If I immediately unload the entire tablet with one query then the application crashes because the memory runs out. I decided to query data from the table in portions of 100 rows, convert each row into a line of the report and write it into a stream that is piped with an express response.
All this happens nearly like this:
DB query
const select100Users = (maxUserCreationDateStr) => { return db.query(` SELECT * FROM users WHERE created_at < to_timestamp(${maxUserCreationDateStr}) ORDER BY created_at DESC LIMIT 100`); }
stream initialisation
const { PassThrough } = require('stream'); const getUserReportStream = () => { const stream = new PassThrough(); writeUserReport(stream).catch((e) => stream.emit('error', e)); return stream; };
piping the stream with an express response
app.get('/report', (req, res) => { const stream = getUserReportStream(); res.setHeader('Content-Type', 'application/vnd.ms-excel'); res.setHeader(`Content-Disposition', 'attachment; filename="${ filename }"`); stream.pipe(res); });
and finally how do I write data to the stream
const writeUserReport(stream) => { let maxUserCreationDateGlobal = Math.trunc(Date.now() / 1000); let flag = true; stream.write(USER_REPORT_HEADER); while (flag) { const rows100 = await select100Users(maxUserCreationDateGlobal); console.log(rows100.length); if (rows100.length === 0) { flag = false; } else { let maxUserCreationDate = maxUserCreationDateGlobal; const users100 = await Promise.all( rows100.map((r) => { const created_at = r.created_at; const createdAt = new Date(created_at); if (created_at && createdAt.toString() !== 'Invalid Date') { const createdAtNumber = Math.trunc(createdAt.valueOf() / 1000); maxUserCreationDate = Math.min(maxUserCreationDate, createdAtNumber); } return mapUser(r); // returns a promise }) ); users100.forEach((u) => stream.write(generateCsvRowFromUser(u))); maxUserCreationDateGlobal = maxUserCreationDate; if (rows100.length < 100) { flag = false; console.log('***'); } } } console.log('end'); stream.end(); };
as a result I see this output in the console:
100 // 100
100 // 200
100 // 300
100 // 400
100 // 500
87 // 587
***
end
But in the downloaded file I get 401 lines (the first one with USER_REPORT_HEADER). It feels like stream.end()

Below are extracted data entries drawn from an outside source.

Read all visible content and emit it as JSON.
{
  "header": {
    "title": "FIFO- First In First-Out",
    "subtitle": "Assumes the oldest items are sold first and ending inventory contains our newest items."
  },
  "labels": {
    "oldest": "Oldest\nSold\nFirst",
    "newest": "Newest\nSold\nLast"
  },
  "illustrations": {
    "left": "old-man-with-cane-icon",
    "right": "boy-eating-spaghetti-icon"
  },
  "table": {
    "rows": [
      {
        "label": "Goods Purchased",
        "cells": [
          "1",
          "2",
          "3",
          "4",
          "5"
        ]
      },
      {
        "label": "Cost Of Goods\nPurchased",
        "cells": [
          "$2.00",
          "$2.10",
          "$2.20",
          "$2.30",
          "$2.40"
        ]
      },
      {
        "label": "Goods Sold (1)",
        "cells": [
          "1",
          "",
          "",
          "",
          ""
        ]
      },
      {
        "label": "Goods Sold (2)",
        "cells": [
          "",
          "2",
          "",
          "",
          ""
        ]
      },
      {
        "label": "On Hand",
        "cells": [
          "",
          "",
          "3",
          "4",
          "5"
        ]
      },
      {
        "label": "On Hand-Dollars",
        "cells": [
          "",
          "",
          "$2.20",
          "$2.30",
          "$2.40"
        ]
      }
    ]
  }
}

closes the stream before all values are read from it.
I tried using BehaviorSubject from rxjs instead of PassThrough in a similar way - the result is the same..
How can I wait for reading from the stream of all the data that I wrote there?
Or maybe someone can recommend an alternative way to solve this problem.
CodePudding user response:
stream.write
expects you to pass a callback as a second (or third parameter), to know when the write operation did finish. You can't call write again unless the previous write operation is finished.
So in general I'd suggest to make this whole function async and every time you call stream.write
you wrap it into a Promise like
await new Promise((resolve, reject) => stream.write(data, (error) => {
if (error) {
reject(error);
return;
}
resolve();
});
Obviously it would make sense to extract this to some method.
EDIT: Additionally I don't think that's the actual problem. I assume your http connection is just timing out before all the fetching is completed, so the server will eventually close the stream once the timeout deadline is met.